Towards newer drugs and shorter treatments times

Previous efforts to devise shorter tuberculosis treatments have failed. But, then in 2020, a study led by the CDC found that an optimized combination of drugs could treat the infection in just 4 months, although it doesn’t work for drug-resistant tuberculosis. Another study published earlier this year suggested that a 2-month treatment was effective for most patients but not all.

“Those successes, which are qualified successes, gave us reason to think that we can take even more potent classes of drugs and newer combinations and succeed,” Wells said.

The new PAN-TB study will initially enroll about 129 people to compare two experimental 4-month drug regimens to the standard 6-month-long treatment. Both experimental courses will contain three identical drugs: J&J’s approved therapy Sirturo, or bedaquiline, and two experimental compounds, Otsuka’s quabodepistat and the TB Alliance’s sutezolid.

Each regimen will contain a different fourth drug: either Otsuka’s Deltyba, also known as delamanid, or the TB Alliance’s pretomanid. Those compounds belong to the same antibacterial class and are currently used to treat drug-resistant tuberculosis but have different safety profiles. “There are some subtle differences between those two agents,” Wells said. “We’ll see where we land.”

If one of those experimental drug courses proves to be as effective or better than the standard care, it will move into a second stage of testing.
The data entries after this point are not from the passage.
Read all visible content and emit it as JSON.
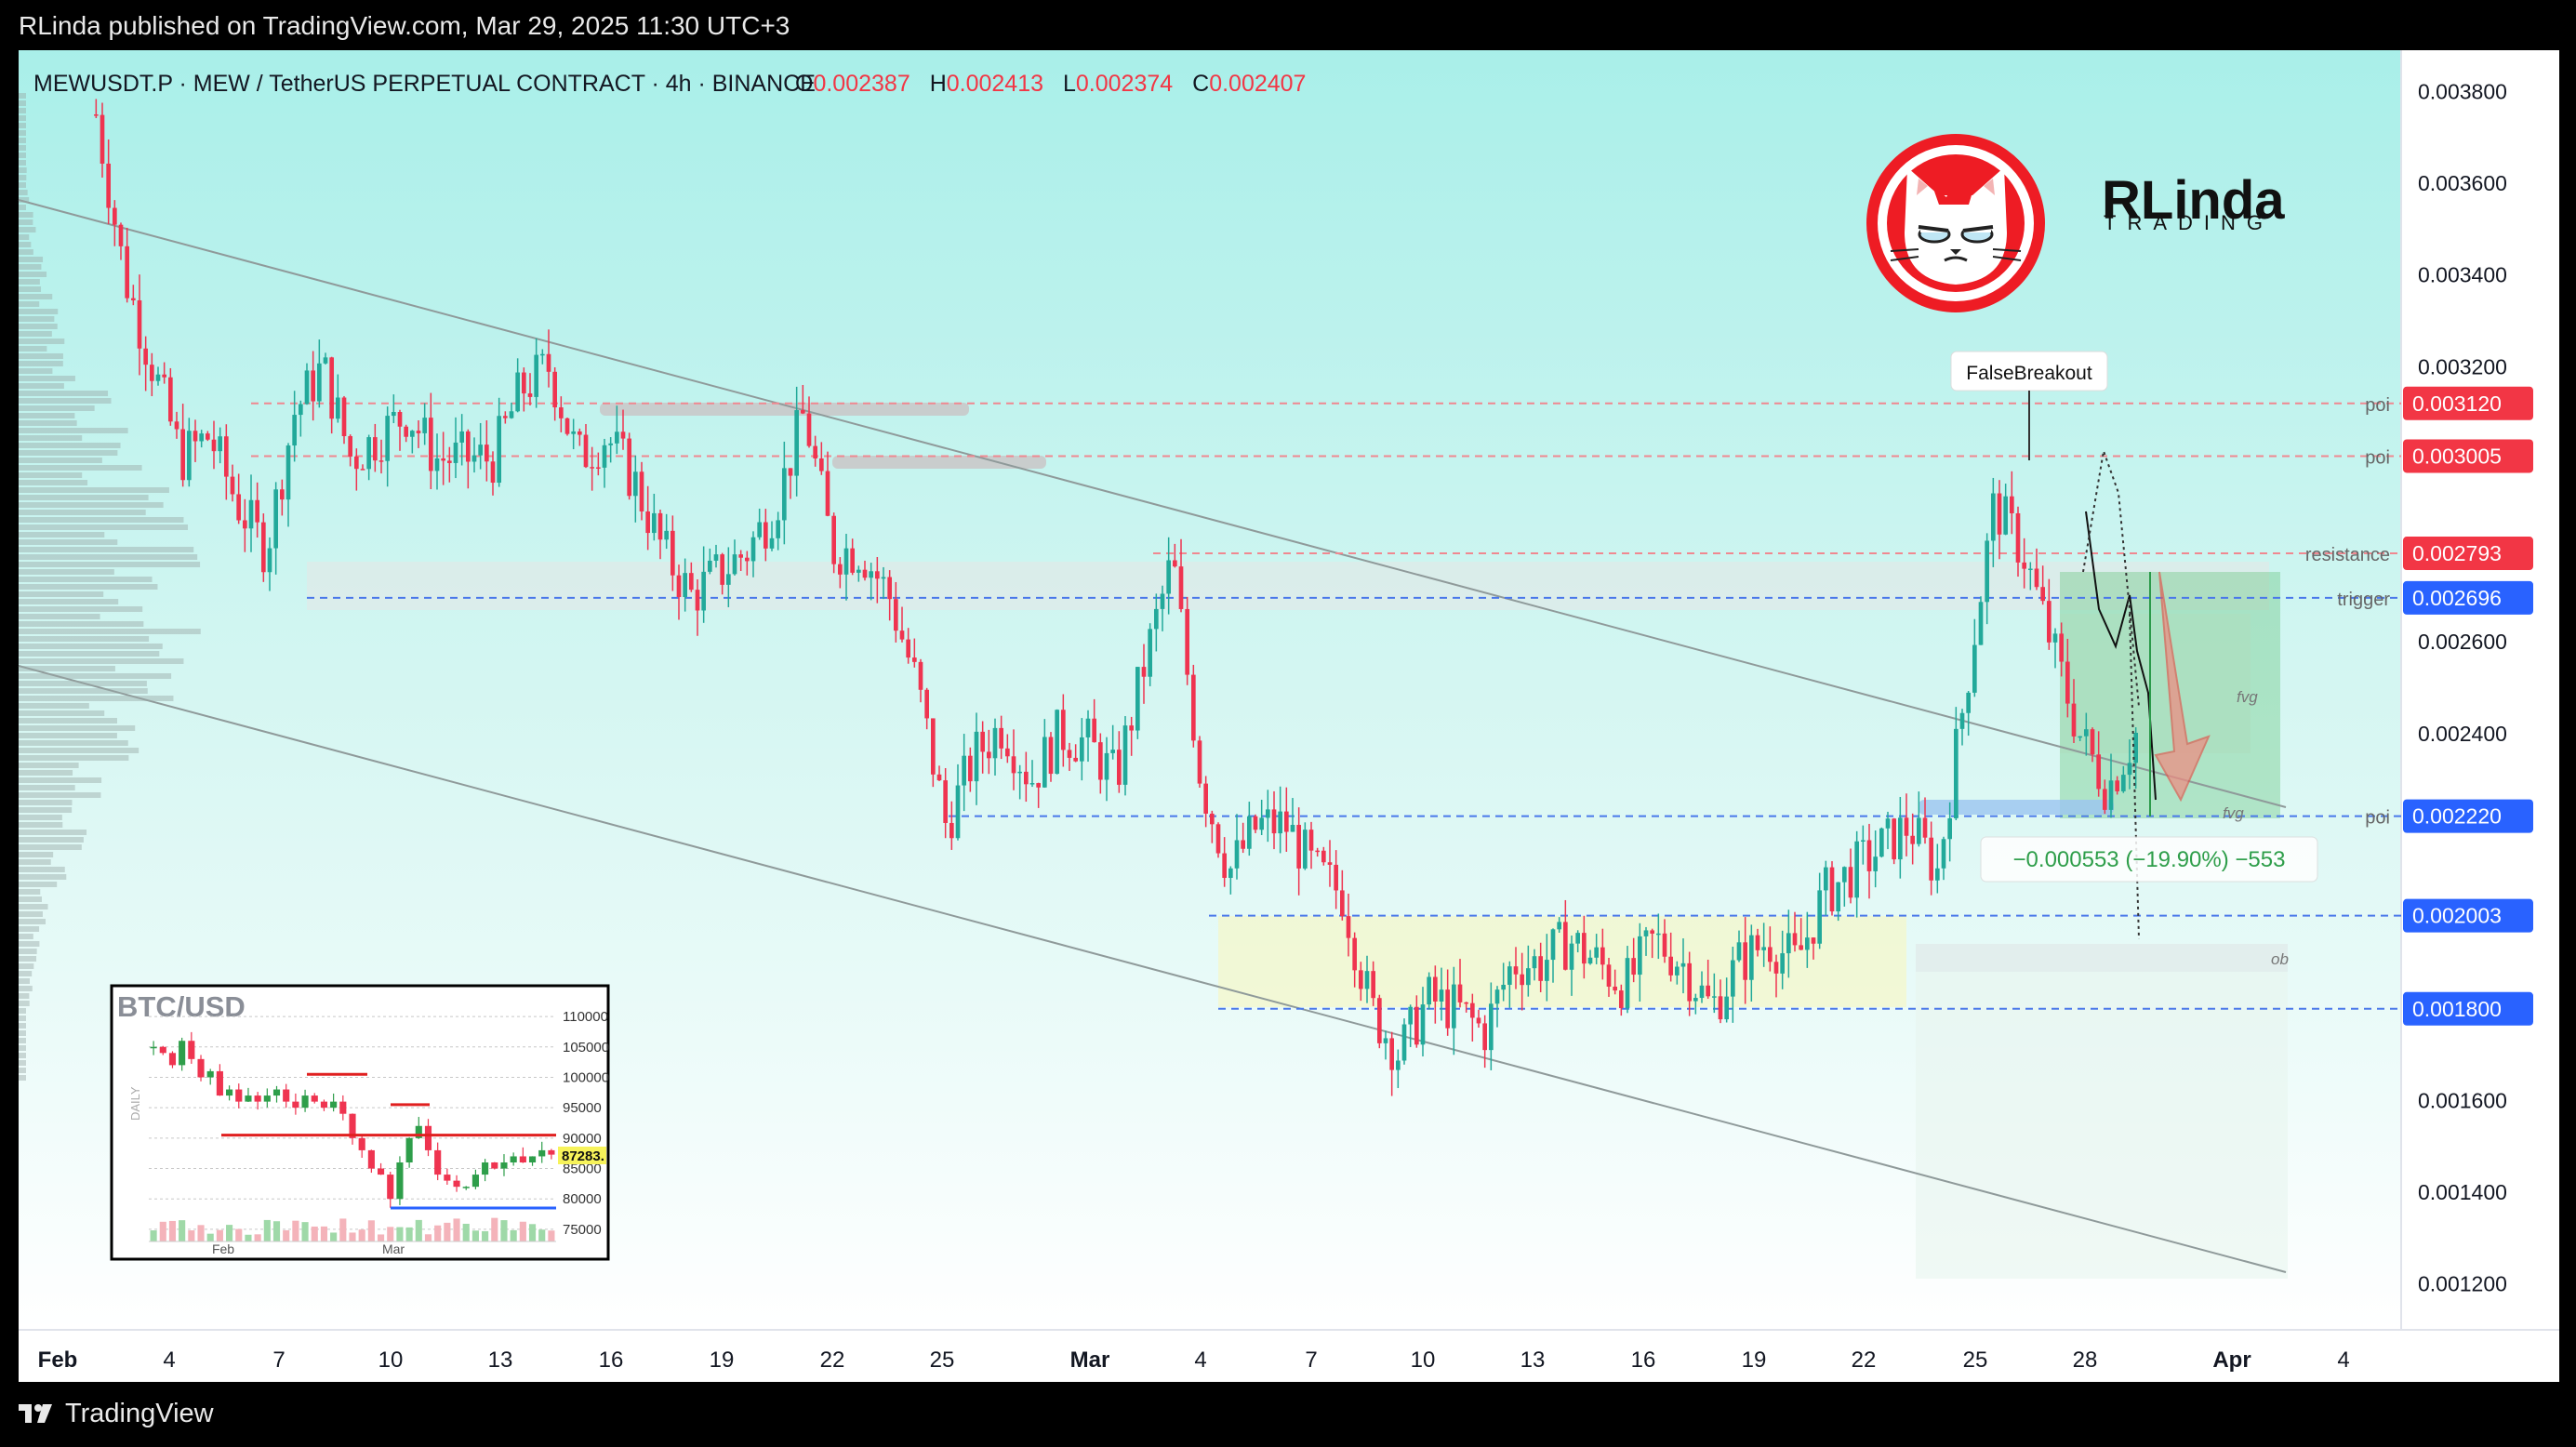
{
  "publisher": "RLinda published on TradingView.com, Mar 29, 2025 11:30 UTC+3",
  "brand": "TradingView",
  "legend": {
    "symbol": "MEWUSDT.P · MEW / TetherUS PERPETUAL CONTRACT · 4h · BINANCE",
    "o_label": "O",
    "o": "0.002387",
    "h_label": "H",
    "h": "0.002413",
    "l_label": "L",
    "l": "0.002374",
    "c_label": "C",
    "c": "0.002407"
  },
  "logo": {
    "text": "RLinda",
    "sub": "TRADING"
  },
  "measure": "−0.000553 (−19.90%) −553",
  "annotation": "FalseBreakout",
  "colors": {
    "up": "#22a99a",
    "down": "#ef3450",
    "bg_top": "#a9efe9",
    "bg_bottom": "#ffffff",
    "red_tag": "#f23645",
    "blue_tag": "#2962ff"
  },
  "chart_data": {
    "type": "candlestick",
    "interval": "4h",
    "y_ticks": [
      "0.003800",
      "0.003600",
      "0.003400",
      "0.003200",
      "0.002600",
      "0.002400",
      "0.001600",
      "0.001400",
      "0.001200"
    ],
    "ylim": [
      0.0011,
      0.00389
    ],
    "x_ticks": [
      "Feb",
      "4",
      "7",
      "10",
      "13",
      "16",
      "19",
      "22",
      "25",
      "Mar",
      "4",
      "7",
      "10",
      "13",
      "16",
      "19",
      "22",
      "25",
      "28",
      "Apr",
      "4"
    ],
    "levels": [
      {
        "label": "poi",
        "value": "0.003120",
        "tag": "red"
      },
      {
        "label": "poi",
        "value": "0.003005",
        "tag": "red"
      },
      {
        "label": "resistance",
        "value": "0.002793",
        "tag": "red"
      },
      {
        "label": "trigger",
        "value": "0.002696",
        "tag": "blue"
      },
      {
        "label": "poi",
        "value": "0.002220",
        "tag": "blue"
      },
      {
        "label": "",
        "value": "0.002003",
        "tag": "blue"
      },
      {
        "label": "",
        "value": "0.001800",
        "tag": "blue"
      }
    ],
    "zone_labels": [
      "fvg",
      "fvg",
      "ob"
    ],
    "approx_closes": [
      0.00375,
      0.0034,
      0.0032,
      0.003,
      0.00305,
      0.0029,
      0.0028,
      0.0031,
      0.0032,
      0.003,
      0.00305,
      0.0031,
      0.003,
      0.003,
      0.003,
      0.00315,
      0.0032,
      0.003,
      0.00305,
      0.00295,
      0.0028,
      0.0027,
      0.00275,
      0.0028,
      0.0029,
      0.0031,
      0.0028,
      0.0028,
      0.0027,
      0.0025,
      0.0022,
      0.00235,
      0.00242,
      0.0023,
      0.0024,
      0.00238,
      0.0023,
      0.00255,
      0.00278,
      0.0023,
      0.0021,
      0.0022,
      0.0022,
      0.0021,
      0.00205,
      0.0018,
      0.0017,
      0.00182,
      0.0018,
      0.00175,
      0.0019,
      0.0019,
      0.00195,
      0.0019,
      0.00185,
      0.00195,
      0.0019,
      0.0018,
      0.0019,
      0.00195,
      0.0019,
      0.00205,
      0.0021,
      0.00215,
      0.0022,
      0.0021,
      0.0025,
      0.0029,
      0.0028,
      0.0026,
      0.0024,
      0.00228,
      0.0024
    ]
  },
  "inset": {
    "title": "BTC/USD",
    "side_label": "DAILY",
    "y_ticks": [
      "110000",
      "105000",
      "100000",
      "95000",
      "90000",
      "85000",
      "80000",
      "75000"
    ],
    "price_tag": "87283.",
    "x_ticks": [
      "Feb",
      "Mar"
    ],
    "closes": [
      105000,
      104000,
      102000,
      106000,
      103000,
      100000,
      101000,
      97000,
      98000,
      96000,
      97000,
      96000,
      97000,
      98000,
      96000,
      95000,
      97000,
      96000,
      95000,
      96000,
      94000,
      90000,
      88000,
      85000,
      84000,
      80000,
      86000,
      90000,
      92000,
      88000,
      84000,
      83000,
      82000,
      82000,
      84000,
      86000,
      85000,
      86000,
      87000,
      86000,
      87000,
      88000,
      87283
    ]
  }
}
About 400 patients will get the more promising of the two regimens for 2, 2.5, 3, 3.5, or 4 months, or the standard drugs for 6 months.

“We are hopeful that within two years or less, we will have an answer on stage one, then quickly pivot to stage two,” Wells said. “Then maybe after 2 to 2.5 years after that, we’d be in a position to know if we have a viable agent to take into Phase III. We’re going to try to keep it as short as we can get it, but things take a long time in tuberculosis.”

The study is designed to maximize success in a larger study down the road, Wells added. “We’re actually bringing in some of the endpoints and evaluation strategy that’s usually reserved for Phase III,” he said.

“If we are successful, whatever we come up with, we have to make available for patients,” Wells added, although the exact details of how that will work have not been determined. “But already, there is a commitment on the table from everyone involved that the endgame will be access to a successful regimen. Everybody has signed on for that.”